Governing the AI Era of Tourism
Artificial Intelligence will not solve overtourism by itself, but it changes the rules of the game. What we are witnessing is not simply a new layer of automation, it is a structural shift in how demand is created, distributed, and managed. By embedding AI across the full tourism stack, it becomes a powerful governance tool to manage tourist flows using mobility data and to build resilience against systemic shocks through real-time monitoring.
For destinations like Spain, which operate at the frontier of global tourism demand with nearly 97 million international arrivals, the challenge is no longer growth alone, it is intelligent allocation. The opportunity lies in aligning AI capabilities with public-interest objectives, such as redistributing demand spatially and temporally, improving forecasting precision, and increasing local economic capture.
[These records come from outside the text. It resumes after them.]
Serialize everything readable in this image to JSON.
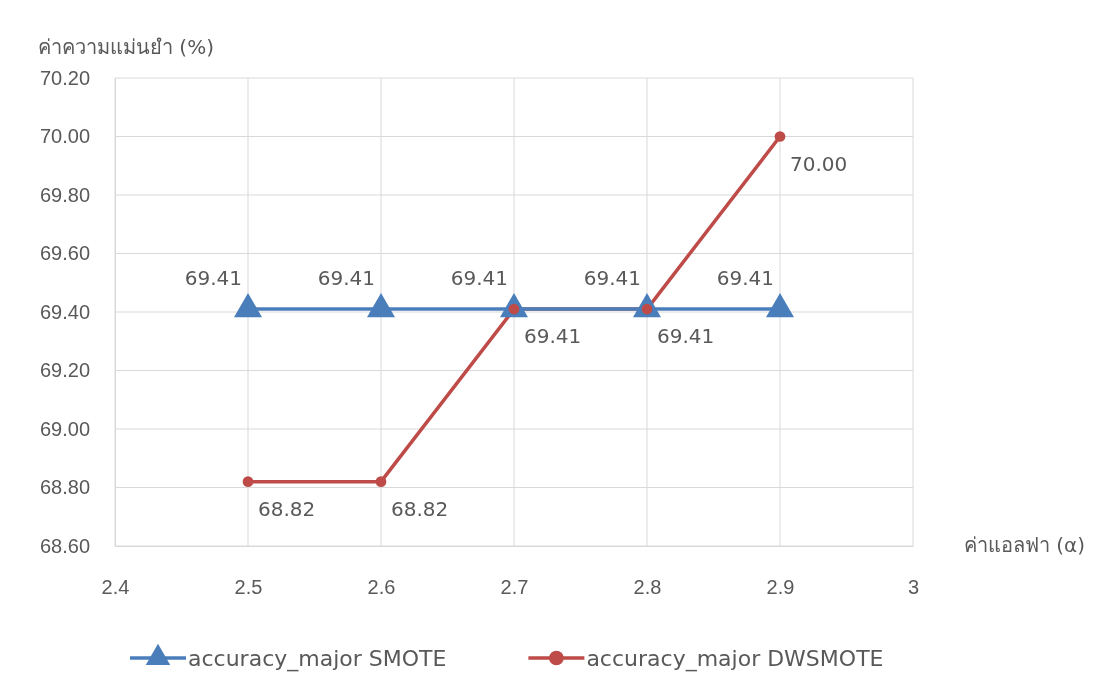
{
  "chart_data": {
    "type": "line",
    "ylabel": "ค่าความแม่นยำ (%)",
    "xlabel": "ค่าแอลฟา (α)",
    "x": [
      2.5,
      2.6,
      2.7,
      2.8,
      2.9
    ],
    "xlim": [
      2.4,
      3
    ],
    "xticks": [
      2.4,
      2.5,
      2.6,
      2.7,
      2.8,
      2.9,
      3
    ],
    "ylim": [
      68.6,
      70.2
    ],
    "yticks": [
      {
        "value": 68.6,
        "label": "68.60"
      },
      {
        "value": 68.8,
        "label": "68.80"
      },
      {
        "value": 69,
        "label": "69.00"
      },
      {
        "value": 69.2,
        "label": "69.20"
      },
      {
        "value": 69.4,
        "label": "69.40"
      },
      {
        "value": 69.6,
        "label": "69.60"
      },
      {
        "value": 69.8,
        "label": "69.80"
      },
      {
        "value": 70,
        "label": "70.00"
      },
      {
        "value": 70.2,
        "label": "70.20"
      }
    ],
    "grid": true,
    "legend": "bottom",
    "series": [
      {
        "name": "accuracy_major SMOTE",
        "color": "#4a7ebb",
        "marker": "triangle",
        "values": [
          69.41,
          69.41,
          69.41,
          69.41,
          69.41
        ],
        "value_labels": [
          "69.41",
          "69.41",
          "69.41",
          "69.41",
          "69.41"
        ]
      },
      {
        "name": "accuracy_major DWSMOTE",
        "color": "#be4b48",
        "marker": "circle",
        "values": [
          68.82,
          68.82,
          69.41,
          69.41,
          70.0
        ],
        "value_labels": [
          "68.82",
          "68.82",
          "69.41",
          "69.41",
          "70.00"
        ]
      }
    ]
  }
}
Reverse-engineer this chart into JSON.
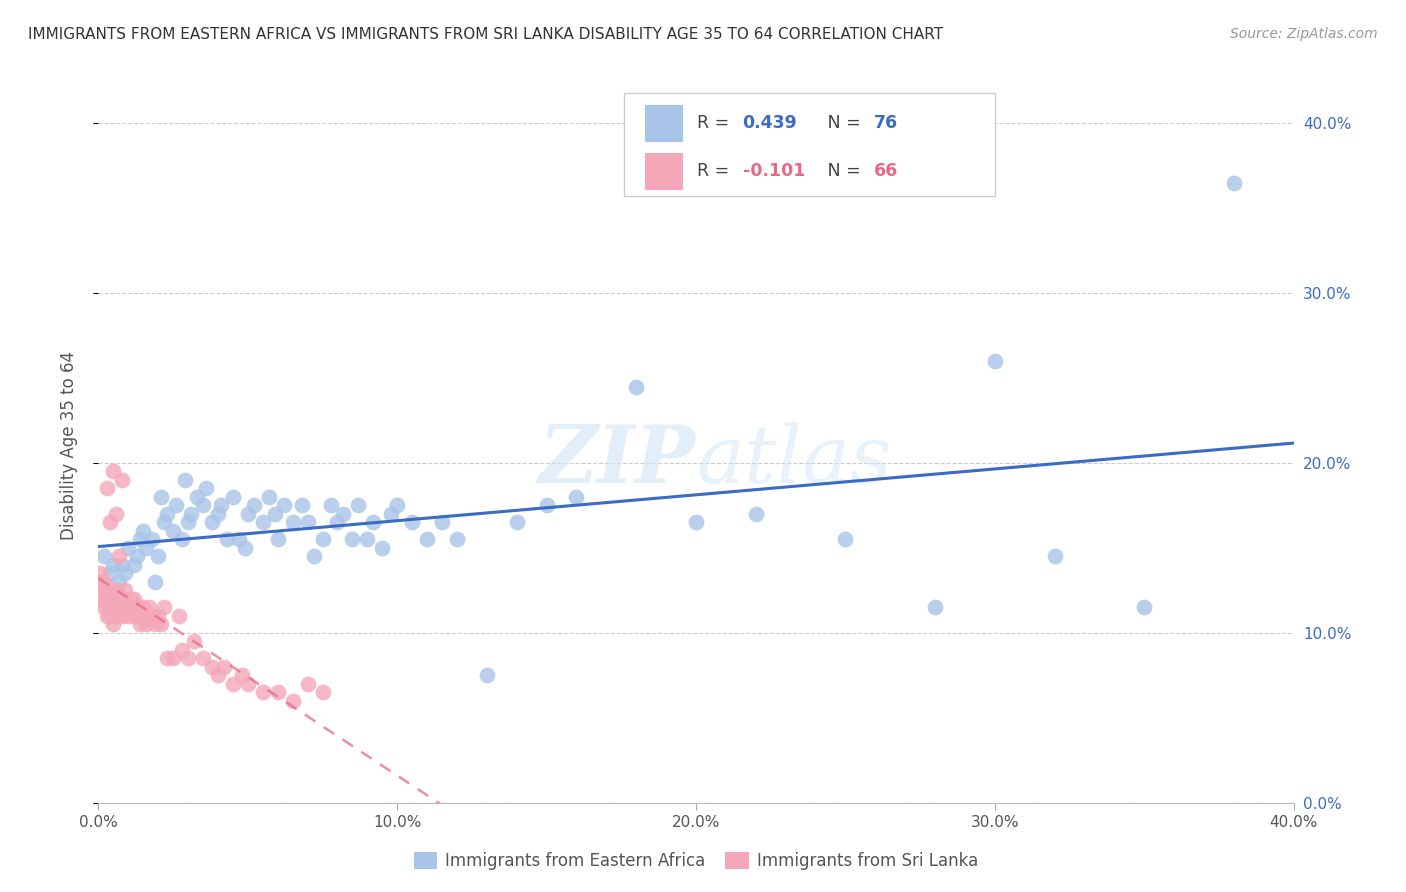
{
  "title": "IMMIGRANTS FROM EASTERN AFRICA VS IMMIGRANTS FROM SRI LANKA DISABILITY AGE 35 TO 64 CORRELATION CHART",
  "source": "Source: ZipAtlas.com",
  "ylabel": "Disability Age 35 to 64",
  "xmin": 0.0,
  "xmax": 0.4,
  "ymin": 0.0,
  "ymax": 0.42,
  "blue_R": 0.439,
  "blue_N": 76,
  "pink_R": -0.101,
  "pink_N": 66,
  "blue_color": "#a8c4e8",
  "pink_color": "#f4a7b9",
  "blue_line_color": "#3a6cc5",
  "pink_line_color": "#e8688a",
  "watermark_zip": "ZIP",
  "watermark_atlas": "atlas",
  "legend_label_blue": "Immigrants from Eastern Africa",
  "legend_label_pink": "Immigrants from Sri Lanka",
  "x_tick_labels": [
    "0.0%",
    "",
    "",
    "",
    "10.0%",
    "",
    "",
    "",
    "20.0%",
    "",
    "",
    "",
    "30.0%",
    "",
    "",
    "",
    "40.0%"
  ],
  "y_tick_labels": [
    "0.0%",
    "10.0%",
    "20.0%",
    "30.0%",
    "40.0%"
  ],
  "blue_scatter_x": [
    0.001,
    0.002,
    0.003,
    0.004,
    0.005,
    0.006,
    0.007,
    0.008,
    0.009,
    0.01,
    0.012,
    0.013,
    0.014,
    0.015,
    0.016,
    0.018,
    0.019,
    0.02,
    0.021,
    0.022,
    0.023,
    0.025,
    0.026,
    0.028,
    0.029,
    0.03,
    0.031,
    0.033,
    0.035,
    0.036,
    0.038,
    0.04,
    0.041,
    0.043,
    0.045,
    0.047,
    0.049,
    0.05,
    0.052,
    0.055,
    0.057,
    0.059,
    0.06,
    0.062,
    0.065,
    0.068,
    0.07,
    0.072,
    0.075,
    0.078,
    0.08,
    0.082,
    0.085,
    0.087,
    0.09,
    0.092,
    0.095,
    0.098,
    0.1,
    0.105,
    0.11,
    0.115,
    0.12,
    0.13,
    0.14,
    0.15,
    0.16,
    0.18,
    0.2,
    0.22,
    0.25,
    0.28,
    0.3,
    0.32,
    0.35,
    0.38
  ],
  "blue_scatter_y": [
    0.13,
    0.145,
    0.12,
    0.135,
    0.14,
    0.125,
    0.13,
    0.14,
    0.135,
    0.15,
    0.14,
    0.145,
    0.155,
    0.16,
    0.15,
    0.155,
    0.13,
    0.145,
    0.18,
    0.165,
    0.17,
    0.16,
    0.175,
    0.155,
    0.19,
    0.165,
    0.17,
    0.18,
    0.175,
    0.185,
    0.165,
    0.17,
    0.175,
    0.155,
    0.18,
    0.155,
    0.15,
    0.17,
    0.175,
    0.165,
    0.18,
    0.17,
    0.155,
    0.175,
    0.165,
    0.175,
    0.165,
    0.145,
    0.155,
    0.175,
    0.165,
    0.17,
    0.155,
    0.175,
    0.155,
    0.165,
    0.15,
    0.17,
    0.175,
    0.165,
    0.155,
    0.165,
    0.155,
    0.075,
    0.165,
    0.175,
    0.18,
    0.245,
    0.165,
    0.17,
    0.155,
    0.115,
    0.26,
    0.145,
    0.115,
    0.365
  ],
  "pink_scatter_x": [
    0.0005,
    0.001,
    0.001,
    0.0015,
    0.002,
    0.002,
    0.0025,
    0.003,
    0.003,
    0.0035,
    0.004,
    0.004,
    0.0045,
    0.005,
    0.005,
    0.0055,
    0.006,
    0.006,
    0.007,
    0.007,
    0.008,
    0.008,
    0.009,
    0.009,
    0.01,
    0.01,
    0.011,
    0.011,
    0.012,
    0.012,
    0.013,
    0.014,
    0.014,
    0.015,
    0.015,
    0.016,
    0.017,
    0.018,
    0.019,
    0.02,
    0.021,
    0.022,
    0.023,
    0.025,
    0.027,
    0.028,
    0.03,
    0.032,
    0.035,
    0.038,
    0.04,
    0.042,
    0.045,
    0.048,
    0.05,
    0.055,
    0.06,
    0.065,
    0.07,
    0.075,
    0.003,
    0.004,
    0.005,
    0.006,
    0.007,
    0.008
  ],
  "pink_scatter_y": [
    0.135,
    0.13,
    0.12,
    0.125,
    0.115,
    0.13,
    0.12,
    0.125,
    0.11,
    0.115,
    0.12,
    0.11,
    0.125,
    0.115,
    0.105,
    0.12,
    0.11,
    0.125,
    0.115,
    0.12,
    0.11,
    0.115,
    0.12,
    0.125,
    0.115,
    0.11,
    0.12,
    0.115,
    0.11,
    0.12,
    0.115,
    0.11,
    0.105,
    0.115,
    0.11,
    0.105,
    0.115,
    0.11,
    0.105,
    0.11,
    0.105,
    0.115,
    0.085,
    0.085,
    0.11,
    0.09,
    0.085,
    0.095,
    0.085,
    0.08,
    0.075,
    0.08,
    0.07,
    0.075,
    0.07,
    0.065,
    0.065,
    0.06,
    0.07,
    0.065,
    0.185,
    0.165,
    0.195,
    0.17,
    0.145,
    0.19
  ]
}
This is where collaboration becomes essential. Investors, startups, platforms, and foundations must work within a shared framework that recognises tourism as both a market and a system. We invite young innovators to join this mission at the upcoming TUI Futureshapers Spain Hackathon on 26 and 27 February, where university talent will co-create technological solutions to these real-world challenges.



The future of smart tourism will not be defined by how advanced our algorithms are, but by what objectives we encode into them. AI gives us the tools, governance determines the outcome.
The frontier is here. The question is whether we use it to optimise growth — or to redesign the system.